Marc-André Cratère naît aux Antilles en 1973 et perd l’usage de ses jambes dans un accident à l’âge de 22 ans. En 2000, il décide de s’installer à Paris puis découvre l’escrime handisport quelques années plus tard. Et tout s’enchaîne. Marc-André fait ses premières compétitions et rafle les médailles. En 2008, le sportif intègre SNCF dans le dispositif Athlètes SNCF. Il détient à son palmarès une Médaille d’Argent aux Jeux Paralympiques de Londres (2012), plusieurs titres et podiums en Championnat du Monde (2006, 2010, 2011…), un Globe de Cristal à l’épée (2013) ainsi que de nombreux titres de Champion d’Europe et de France.

Aujourd’hui, Marc-André jongle entre sa vie d’agent commercial voyageurs et celle d’escrimeur handisport.

Embauché en 2008 dans le dispositif Athlètes SNCF : que cela vous a-t-il apporté ?

Cela m’a permis d’avoir davantage de temps libre pour m’entraîner, d’aller en compétition, de faire des stages… Avant SNCF, je travaillais à Décathlon mais quand je partais en compétition je devais rattraper mes heures. Je n’avançais pas. SNCF me permet, aujourd’hui, de pratiquer le sport que j’aime et d’être également encore plus performant.

Quelle est la journée type d’un agent commercial voyageurs conjuguant avec sa vie d’escrimeur ?
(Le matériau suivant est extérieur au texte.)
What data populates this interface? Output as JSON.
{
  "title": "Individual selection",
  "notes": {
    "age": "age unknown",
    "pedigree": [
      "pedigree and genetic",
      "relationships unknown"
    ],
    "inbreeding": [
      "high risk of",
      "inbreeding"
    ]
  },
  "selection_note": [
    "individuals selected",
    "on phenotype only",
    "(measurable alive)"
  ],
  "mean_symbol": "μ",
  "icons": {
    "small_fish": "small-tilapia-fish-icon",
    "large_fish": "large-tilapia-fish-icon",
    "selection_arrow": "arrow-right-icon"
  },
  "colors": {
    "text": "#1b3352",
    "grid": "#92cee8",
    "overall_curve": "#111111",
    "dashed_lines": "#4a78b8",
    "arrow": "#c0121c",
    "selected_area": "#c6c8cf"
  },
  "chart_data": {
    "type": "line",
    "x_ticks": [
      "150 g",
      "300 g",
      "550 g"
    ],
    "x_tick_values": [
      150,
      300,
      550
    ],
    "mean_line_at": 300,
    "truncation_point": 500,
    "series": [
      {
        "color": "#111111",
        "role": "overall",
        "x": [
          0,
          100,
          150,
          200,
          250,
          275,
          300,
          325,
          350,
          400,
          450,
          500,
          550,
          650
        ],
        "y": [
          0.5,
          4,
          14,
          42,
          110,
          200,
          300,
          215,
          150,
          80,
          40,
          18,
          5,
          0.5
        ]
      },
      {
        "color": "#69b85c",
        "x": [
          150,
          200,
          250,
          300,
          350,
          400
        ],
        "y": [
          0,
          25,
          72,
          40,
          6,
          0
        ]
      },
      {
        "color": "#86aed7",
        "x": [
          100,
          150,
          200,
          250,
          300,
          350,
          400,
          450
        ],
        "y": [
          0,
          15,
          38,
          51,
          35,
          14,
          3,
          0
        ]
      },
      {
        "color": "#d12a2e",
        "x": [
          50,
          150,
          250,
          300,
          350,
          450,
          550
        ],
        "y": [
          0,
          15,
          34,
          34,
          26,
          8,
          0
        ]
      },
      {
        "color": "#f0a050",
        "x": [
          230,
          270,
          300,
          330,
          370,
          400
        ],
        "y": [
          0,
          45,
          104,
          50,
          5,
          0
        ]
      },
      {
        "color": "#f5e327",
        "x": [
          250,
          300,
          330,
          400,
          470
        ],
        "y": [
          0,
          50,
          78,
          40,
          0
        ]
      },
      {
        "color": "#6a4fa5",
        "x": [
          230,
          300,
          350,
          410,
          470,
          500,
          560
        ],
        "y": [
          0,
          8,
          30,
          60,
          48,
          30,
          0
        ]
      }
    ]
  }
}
Il y a peu de temps, je commençais à 6h et finissais à 14h puis à 15h j’allais directement m’entraîner et ce jusqu’à 22h. J’ai modifié mes horaires car il était difficile de suivre à cause du physique. Je travaille maintenant 2 fois par semaine (mardi et vendredi) et les autres jours de la semaine (lundi, mercredi et jeudi) je suis aux entraînements toute la journée. Cependant, cette année est différente à cause des JO* (Jeux Olympiques Rio 2016). Je m’entraîne donc 80% de mon temps et ce jusqu’aux sélections pour les JO en juin. Passé les sélections, je me suis arrangé avec mon coach et SNCF afin d’être à 100% de mon temps en entraînement. Chaque sportif est différent et normalement le contrat propose 50% de temps de travail et 50% d’entraînement.

Vous avez encore du temps pour les opérations de sensibilisation au handicap, les forums ou les rencontres avec les jeunes en difficulté professionnelle : cela vous tient-il à cœur de partager votre expérience ?

Depuis que je suis en fauteuil, j’ai envie de donner de moi-même et d’aider les autres. Mes amis disent toujours de moi que je pense plus aux autres qu’à moi-même. Mais aider les gens en difficulté et voir un sourire sur le visage d’un enfant, cela n’a pas de prix. J’ai également un projet qui est de promouvoir l’escrime handisport en Martinique car aux Antilles cette pratique n’existe pas. SNCF m’a suivi dans ce projet et m’aide financièrement pour notamment équiper matériellement les personnes sur place.

Quels sont vos projets au sein de SNCF et après ?

Quand les JO de Rio seront passés, je souhaiterais évoluer au sein du Groupe et faire des formations. Je ne peux pas en faire pendant les compétitions car je ne veux pas arrêter une formation en cours de route. Je souhaiterais également aller aux JO de Tokyo en 2020 puis arrêter ma carrière sportive là-bas. Je voudrais réaliser un rêve d’enfant. En CE1, je rêvais d’aller découvrir Tokyo. Je pense que là-bas, la boucle sera bouclée et j’arrêterai ma carrière sportive sur cette belle note de fin.